California Gov. Jerry Brown believes that "the occupant of the White House should be the candidate who wins the most votes." On Monday, he signed a bill that could hand the state's 55 electoral votes not to the candidate who wins California, but to the candidate who wins the most votes nationally.
If states representing a majority of electoral votes -- the magic number is 270 -- pass similar legislation, the California bill will activate. To date, eight states and the District of Columbia -- representing 132 electoral votes -- have passed laws to join an interstate popular-vote compact. (The beauty of the interstate compact, proponents argue, is that it does not require a hard-to-muster amendment to the Constitution, as the compact still allows states to choose how their electors vote.)
I understand the appeal. Many Democrats still are smarting from 2000, when Republican George W. Bush won the Electoral College vote after an agonizing Florida recount battle, even though Democrat Al Gore won a plurality of the popular vote.
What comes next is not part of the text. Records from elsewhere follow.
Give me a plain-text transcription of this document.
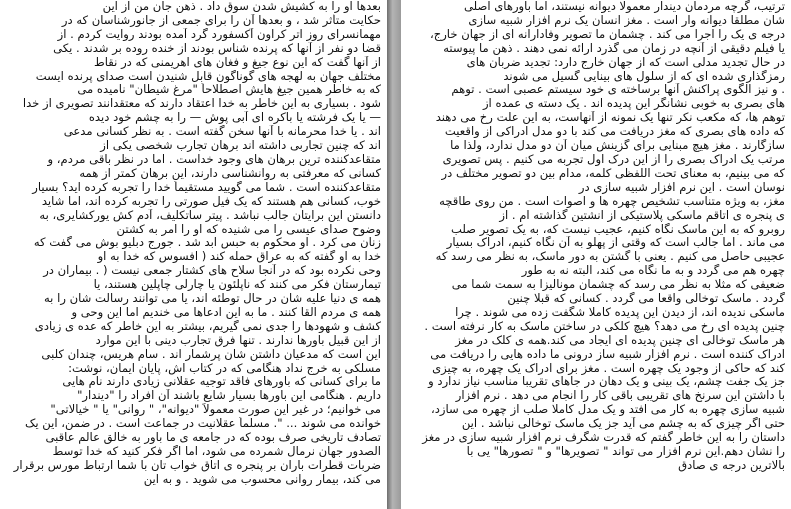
بعدها او را به کشیش شدن سوق داد . ذهن جان من از این
حکایت متأثر شد ، و بعدها آن را برای جمعی از جانورشناسان که در
مهمانسرای روز اتر کراون آکسفورد گرد آمده بودند روایت کردم . از
قضا دو نفر از آنها که پرنده شناس بودند از خنده روده بر شدند . یکی
از آنها گفت که این نوع جیغ و فغان های اهریمنی که در نقاط
مختلف جهان به لهجه های گوناگون قابل شنیدن است صدای پرنده ایست
که به خاطر همین جیغ هایش اصطلاحاً "مرغ شیطان" نامیده می
شود . بسیاری به این خاطر به خدا اعتقاد دارند که معتقدانند تصویری از خدا
— یا یک فرشته یا باکره ای آبی پوش — را به چشم خود دیده
اند . یا خدا محرمانه با آنها سخن گفته است . به نظر کسانی مدعی
اند که چنین تجاربی داشته اند برهان تجارب شخصی یکی از
متقاعدکننده ترین برهان های وجود خداست . اما در نظر باقی مردم، و
کسانی که معرفتی به روانشناسی دارند، این برهان کمتر از همه
متقاعدکننده است . شما می گویید مستقیماً خدا را تجربه کرده اید؟ بسیار
خوب، کسانی هم هستند که یک فیل صورتی را تجربه کرده اند، اما شاید
دانستن این برایتان جالب نباشد . پیتر ساتکلیف، آدم کش یورکشایری، به
وضوح صدای عیسی را می شنیده که او را امر به کشتن
زنان می کرد . او محکوم به حبس ابد شد . جورج دبلیو بوش می گفت که
خدا به او گفته که به عراق حمله کند ( افسوس که خدا به او
وحی نکرده بود که در آنجا سلاح های کشتار جمعی نیست ( . بیماران در
تیمارستان فکر می کنند که ناپلئون یا چارلی چاپلین هستند، یا
همه ی دنیا علیه شان در حال توطئه اند، یا می توانند رسالت شان را به
همه ی مردم القا کنند . ما به این ادعاها می خندیم اما این وحی و
کشف و شهودها را جدی نمی گیریم، بیشتر به این خاطر که عده ی زیادی
از این قبیل باورها ندارند . تنها فرق تجارب دینی با این موارد
این است که مدعیان داشتن شان پرشمار اند . سام هریس، چندان کلبی
مسلکی به خرج نداد هنگامی که در کتاب اش، پایان ایمان، نوشت:
ما برای کسانی که باورهای فاقد توجیه عقلانی زیادی دارند نام هایی
داریم . هنگامی این باورها بسیار شایع باشند آن افراد را "دیندار"
می خوانیم؛ در غیر این صورت معمولاً "دیوانه"، " روانی" یا " خیالاتی"
خوانده می شوند ... ". مسلماً عقلانیت در جماعت است . در ضمن، این یک
تصادف تاریخی صرف بوده که در جامعه ی ما باور به خالق عالم عاقبی
الصدور جهان نرمال شمرده می شود، اما اگر فکر کنید که خدا توسط
ضربات قطرات باران بر پنجره ی اتاق خواب تان با شما ارتباط مورس برقرار
می کند، بیمار روانی محسوب می شوید . و به این
ترتیب، گرچه مردمان دیندار معمولا دیوانه نیستند، اما باورهای اصلی
شان مطلقا دیوانه وار است . مغز انسان یک نرم افزار شبیه سازی
درجه ی یک را اجرا می کند . چشمان ما تصویر وفادارانه ای از جهان خارج،
یا فیلم دقیقی از آنچه در زمان می گذرد ارائه نمی دهند . ذهن ما پیوسته
در حال تجدید مدلی است که از جهان خارج دارد: تجدید ضربان های
رمزگذاری شده ای که از سلول های بینایی گسیل می شوند
. و نیز الگوی پراکنش آنها برساخته ی خود سیستم عصبی است . توهم
های بصری به خوبی نشانگر این پدیده اند . یک دسته ی عمده از
توهم ها، که مکعب نکر تنها یک نمونه از آنهاست، به این علت رخ می دهند
که داده های بصری که مغز دریافت می کند با دو مدل ادراکی از واقعیت
سازگارند . مغز هیچ مبنایی برای گزینش میان آن دو مدل ندارد، ولذا ما
مرتب یک ادراک بصری را از این درک اول تجربه می کنیم . پس تصویری
که می بینیم، به معنای تحت اللفظی کلمه، مدام بین دو تصویر مختلف در
نوسان است . این نرم افزار شبیه سازی در
مغز، به ویژه متناسب تشخیص چهره ها و اصوات است . من روی طاقچه
ی پنجره ی اتاقم ماسکی پلاستیکی از انشتین گذاشته ام . از
روبرو که به این ماسک نگاه کنیم، عجیب نیست که، به یک تصویر صلب
می ماند . اما جالب است که وقتی از پهلو به آن نگاه کنیم، ادراک بسیار
عجیبی حاصل می کنیم . یعنی با گشتن به دور ماسک، به نظر می رسد که
چهره هم می گردد و به ما نگاه می کند، البته نه به طور
ضعیفی که مثلا به نظر می رسد که چشمان مونالیزا به سمت شما می
گردد . ماسک توخالی واقعا می گردد . کسانی که قبلا چنین
ماسکی ندیده اند، از دیدن این پدیده کاملا شگفت زده می شوند . چرا
چنین پدیده ای رخ می دهد؟ هیچ کلکی در ساختن ماسک به کار نرفته است .
هر ماسک توخالی ای چنین پدیده ای ایجاد می کند.همه ی کلک در مغز
ادراک کننده است . نرم افزار شبیه ساز درونی ما داده هایی را دریافت می
کند که حاکی از وجود یک چهره است . مغز برای ادراک یک چهره، به چیزی
جز یک جفت چشم، یک بینی و یک دهان در جاهای تقریبا مناسب نیاز ندارد و
با داشتن این سرنخ های تقریبی باقی کار را انجام می دهد . نرم افزار
شبیه سازی چهره به کار می افتد و یک مدل کاملا صلب از چهره می سازد،
حتی اگر چیزی که به چشم می آید جز یک ماسک توخالی نباشد . این
داستان را به این خاطر گفتم که قدرت شگرف نرم افزار شبیه سازی در مغز
را نشان دهم.این نرم افزار می تواند " تصویرها" و " تصورها" یی با
بالاترین درجه ی صادق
Brown and bill author Assemblyman Jerry Hill, D-San Mateo, argue that it is a matter of simple fairness that the biggest popular vote-getter win. They add that a national popular vote would draw presidential hopefuls away from battleground states and into California. Of course, that means that nominees would be likelier to play to their respective parties' bases, to gin up turnout among the faithful, and less likely to try to woo independent voters.
Hill also boasts that an NPV would guarantee that "each vote in California is counted." Bob Stern, president of the Center for Governmental Studies, agrees. A GOP presidential candidate has not won the state since 1988. Democrats know that their votes won't boost their party's count in California's winner-take-all electoral contest. And Republicans know that their votes won't count at all.
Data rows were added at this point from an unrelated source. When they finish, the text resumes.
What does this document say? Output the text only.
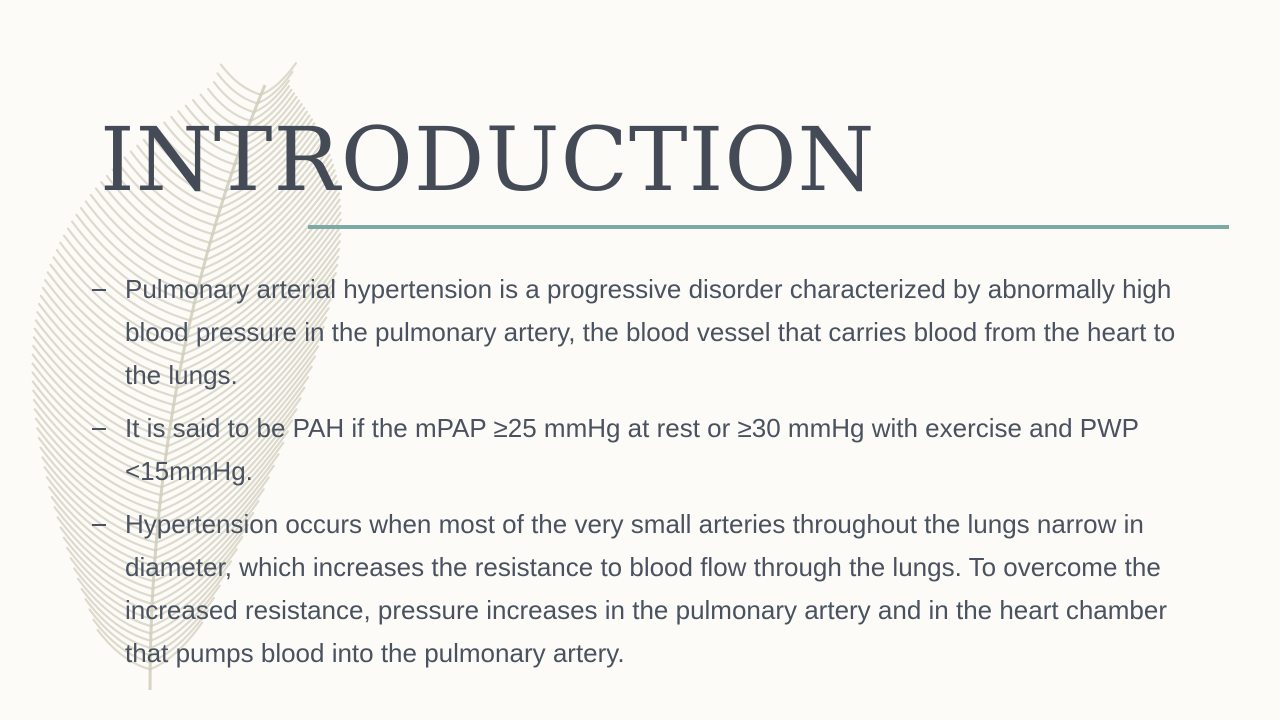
INTRODUCTION
Pulmonary arterial hypertension is a progressive disorder characterized by abnormally high blood pressure in the pulmonary artery, the blood vessel that carries blood from the heart to the lungs.
It is said to be PAH if the mPAP ≥25 mmHg at rest or ≥30 mmHg with exercise and PWP <15mmHg.
Hypertension occurs when most of the very small arteries throughout the lungs narrow in diameter, which increases the resistance to blood flow through the lungs. To overcome the increased resistance, pressure increases in the pulmonary artery and in the heart chamber that pumps blood into the pulmonary artery.
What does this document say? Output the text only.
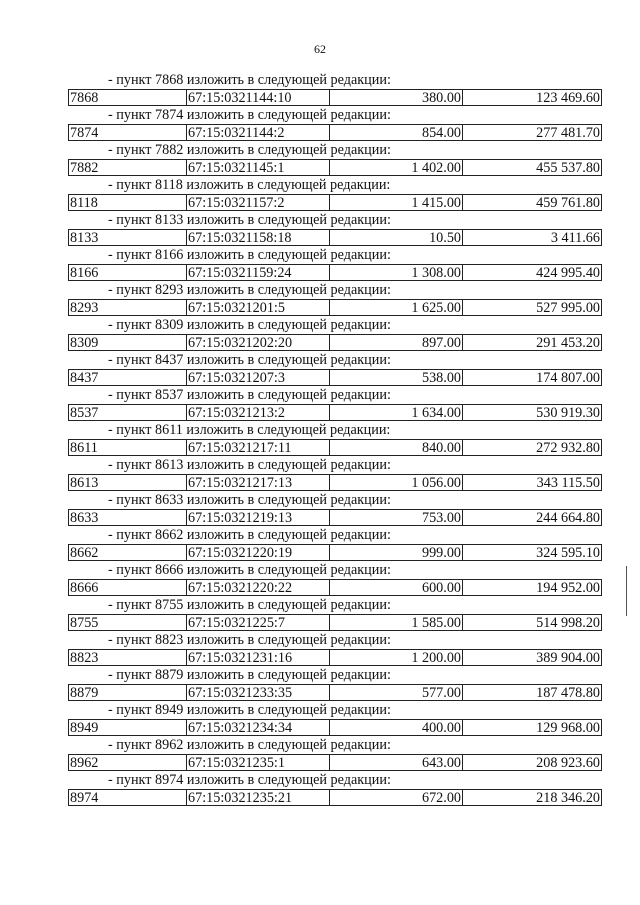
62
- пункт 7868 изложить в следующей редакции:
7868	67:15:0321144:10	380.00	123 469.60
- пункт 7874 изложить в следующей редакции:
7874	67:15:0321144:2	854.00	277 481.70
- пункт 7882 изложить в следующей редакции:
7882	67:15:0321145:1	1 402.00	455 537.80
- пункт 8118 изложить в следующей редакции:
8118	67:15:0321157:2	1 415.00	459 761.80
- пункт 8133 изложить в следующей редакции:
8133	67:15:0321158:18	10.50	3 411.66
- пункт 8166 изложить в следующей редакции:
8166	67:15:0321159:24	1 308.00	424 995.40
- пункт 8293 изложить в следующей редакции:
8293	67:15:0321201:5	1 625.00	527 995.00
- пункт 8309 изложить в следующей редакции:
8309	67:15:0321202:20	897.00	291 453.20
- пункт 8437 изложить в следующей редакции:
8437	67:15:0321207:3	538.00	174 807.00
- пункт 8537 изложить в следующей редакции:
8537	67:15:0321213:2	1 634.00	530 919.30
- пункт 8611 изложить в следующей редакции:
8611	67:15:0321217:11	840.00	272 932.80
- пункт 8613 изложить в следующей редакции:
8613	67:15:0321217:13	1 056.00	343 115.50
- пункт 8633 изложить в следующей редакции:
8633	67:15:0321219:13	753.00	244 664.80
- пункт 8662 изложить в следующей редакции:
8662	67:15:0321220:19	999.00	324 595.10
- пункт 8666 изложить в следующей редакции:
8666	67:15:0321220:22	600.00	194 952.00
- пункт 8755 изложить в следующей редакции:
8755	67:15:0321225:7	1 585.00	514 998.20
- пункт 8823 изложить в следующей редакции:
8823	67:15:0321231:16	1 200.00	389 904.00
- пункт 8879 изложить в следующей редакции:
8879	67:15:0321233:35	577.00	187 478.80
- пункт 8949 изложить в следующей редакции:
8949	67:15:0321234:34	400.00	129 968.00
- пункт 8962 изложить в следующей редакции:
8962	67:15:0321235:1	643.00	208 923.60
- пункт 8974 изложить в следующей редакции:
8974	67:15:0321235:21	672.00	218 346.20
My issue is that this system would open the door for two kinds of mischief.
One: Think Florida times 10. As political scientist John J. Pitney Jr. wrote in City Journal, "if the national popular vote decided the presidency, the losing side in a tight race would challenge election results everywhere it could, even in states where the margin was large. If you like Florida in 2000, you'll love the National Popular Vote."
Chuck Bell, election attorney to GOP stars, sees an NPV as "electoral dynamite" -- with recounts, challenges and court rulings in those states stirring up "national chaos, worse than Bush vs. Gore."
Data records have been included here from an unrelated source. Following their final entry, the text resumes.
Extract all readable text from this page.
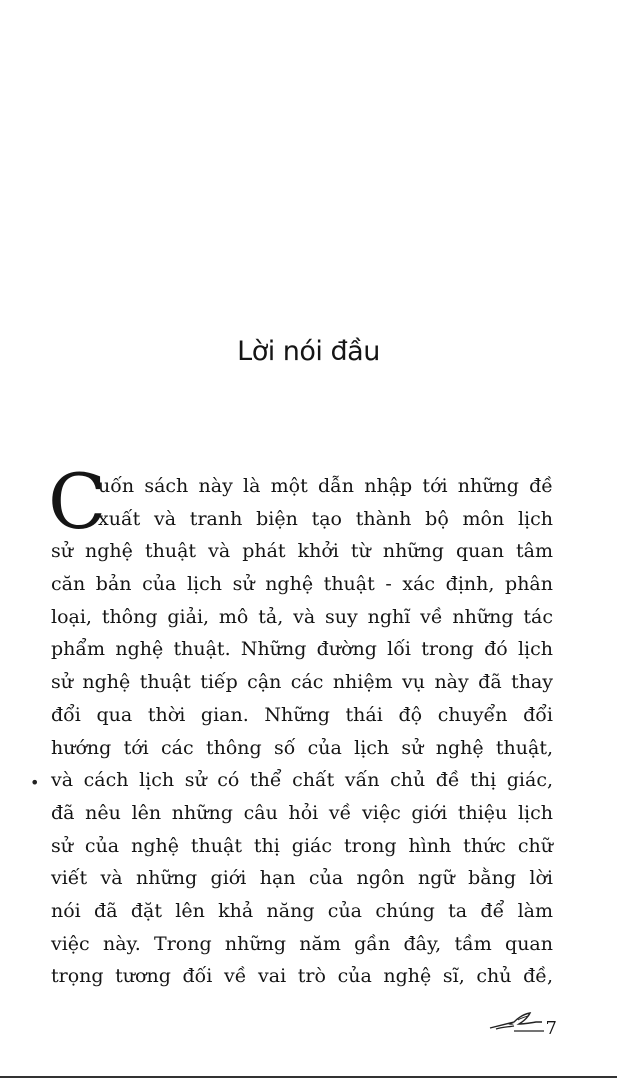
Lời nói đầu
C
uốn sách này là một dẫn nhập tới những đề
xuất và tranh biện tạo thành bộ môn lịch
sử nghệ thuật và phát khởi từ những quan tâm
căn bản của lịch sử nghệ thuật - xác định, phân
loại, thông giải, mô tả, và suy nghĩ về những tác
phẩm nghệ thuật. Những đường lối trong đó lịch
sử nghệ thuật tiếp cận các nhiệm vụ này đã thay
đổi qua thời gian. Những thái độ chuyển đổi
hướng tới các thông số của lịch sử nghệ thuật,
và cách lịch sử có thể chất vấn chủ đề thị giác,
đã nêu lên những câu hỏi về việc giới thiệu lịch
sử của nghệ thuật thị giác trong hình thức chữ
viết và những giới hạn của ngôn ngữ bằng lời
nói đã đặt lên khả năng của chúng ta để làm
việc này. Trong những năm gần đây, tầm quan
trọng tương đối về vai trò của nghệ sĩ, chủ đề,
•
7
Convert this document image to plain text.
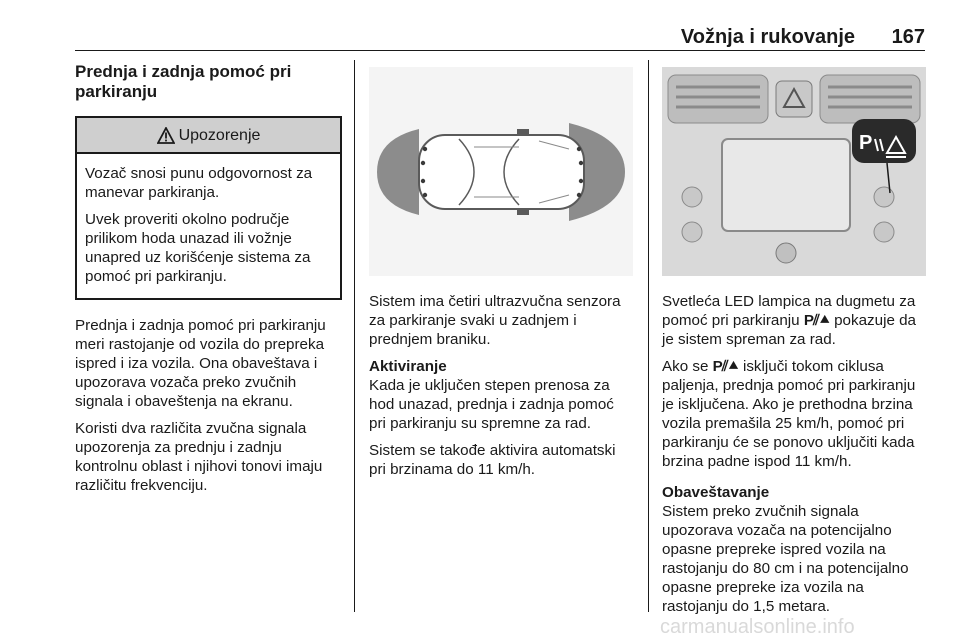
Vožnja i rukovanje 167
Prednja i zadnja pomoć pri parkiranju
Upozorenje

Vozač snosi punu odgovornost za manevar parkiranja.

Uvek proveriti okolno područje prilikom hoda unazad ili vožnje unapred uz korišćenje sistema za pomoć pri parkiranju.

Prednja i zadnja pomoć pri parkiranju meri rastojanje od vozila do prepreka ispred i iza vozila. Ona obaveštava i upozorava vozača preko zvučnih signala i obaveštenja na ekranu.

Koristi dva različita zvučna signala upozorenja za prednju i zadnju kontrolnu oblast i njihovi tonovi imaju različitu frekvenciju.

P

Sistem ima četiri ultrazvučna senzora za parkiranje svaki u zadnjem i prednjem braniku.

Aktiviranje

Kada je uključen stepen prenosa za hod unazad, prednja i zadnja pomoć pri parkiranju su spremne za rad.

Sistem se takođe aktivira automatski pri brzinama do 11 km/h.

Svetleća LED lampica na dugmetu za pomoć pri parkiranju P⫽⯅ pokazuje da je sistem spreman za rad.

Ako se P⫽⯅ isključi tokom ciklusa paljenja, prednja pomoć pri parkiranju je isključena. Ako je prethodna brzina vozila premašila 25 km/h, pomoć pri parkiranju će se ponovo uključiti kada brzina padne ispod 11 km/h.

Obaveštavanje

Sistem preko zvučnih signala upozorava vozača na potencijalno opasne prepreke ispred vozila na rastojanju do 80 cm i na potencijalno opasne prepreke iza vozila na rastojanju do 1,5 metara.

carmanualsonline.info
Stern acknowledges that the Florida ad nauseam argument is "legitimate."
Two: What happens if enough states pass NPV compacts in time for the 2012 election and Californians go for President Barack Obama but the national vote swings to the Republican nominee by a tight margin?
Will Gov. Brown stand by the law, or will he refuse to support it, just as he refused to support Proposition 8, the voter-approved same-sex marriage measure, when he was the state's attorney general?
Brown spokesman Gil Duran replied, "Does not the question answer itself?"
Yes, and I smell a rat.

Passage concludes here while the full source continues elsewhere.